Storage cost vs full history
Storing full history for 2B users gets expensive. WhatsApp's solution: full history lives on-device, the server is a transit relay (24-hour buffer). Telegram's solution: cloud storage, full history searchable. Different products, different trade-offs - call it out.
Common follow-up questions
Be ready for at least three of these. The first one is almost always asked.
- ?How would you support voice/video calls on the same connection layer?
- ?What changes if all messages must be end-to-end encrypted?

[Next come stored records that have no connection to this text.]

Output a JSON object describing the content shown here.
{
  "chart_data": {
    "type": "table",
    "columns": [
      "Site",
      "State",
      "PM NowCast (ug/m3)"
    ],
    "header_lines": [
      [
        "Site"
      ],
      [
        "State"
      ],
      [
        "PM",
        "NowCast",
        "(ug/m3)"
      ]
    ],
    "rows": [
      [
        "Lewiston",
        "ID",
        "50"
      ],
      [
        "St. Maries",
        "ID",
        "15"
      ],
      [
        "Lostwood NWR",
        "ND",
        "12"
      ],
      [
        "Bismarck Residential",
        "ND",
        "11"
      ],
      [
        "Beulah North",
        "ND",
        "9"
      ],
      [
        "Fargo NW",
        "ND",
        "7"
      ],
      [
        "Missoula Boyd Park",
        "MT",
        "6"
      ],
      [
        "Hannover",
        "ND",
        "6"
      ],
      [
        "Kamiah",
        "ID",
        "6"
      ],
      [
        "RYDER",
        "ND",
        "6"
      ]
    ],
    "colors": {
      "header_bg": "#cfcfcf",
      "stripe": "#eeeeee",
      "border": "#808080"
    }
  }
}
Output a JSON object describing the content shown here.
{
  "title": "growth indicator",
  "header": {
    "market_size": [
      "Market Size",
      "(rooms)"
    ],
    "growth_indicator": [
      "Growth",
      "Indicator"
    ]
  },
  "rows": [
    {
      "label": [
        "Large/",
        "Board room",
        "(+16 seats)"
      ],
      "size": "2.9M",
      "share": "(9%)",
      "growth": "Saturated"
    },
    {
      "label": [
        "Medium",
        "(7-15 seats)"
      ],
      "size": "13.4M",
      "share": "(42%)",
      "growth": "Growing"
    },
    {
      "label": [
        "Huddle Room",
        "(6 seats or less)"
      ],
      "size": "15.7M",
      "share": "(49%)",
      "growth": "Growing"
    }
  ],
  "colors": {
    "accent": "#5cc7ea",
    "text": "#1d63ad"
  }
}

- ?How do you scale to a 1M-member group (e.g., Telegram broadcast channel)?
- ?How do you implement message editing and deletion with read receipts in flight?
- ?How would you sync messages across devices (multi-device with E2EE)?
- ?What's your plan for handling abusive users at scale (block, report, ban)?
- ?How do you handle a region-level outage of the connection tier?
- ?What does the message search architecture look like, and what's the privacy story?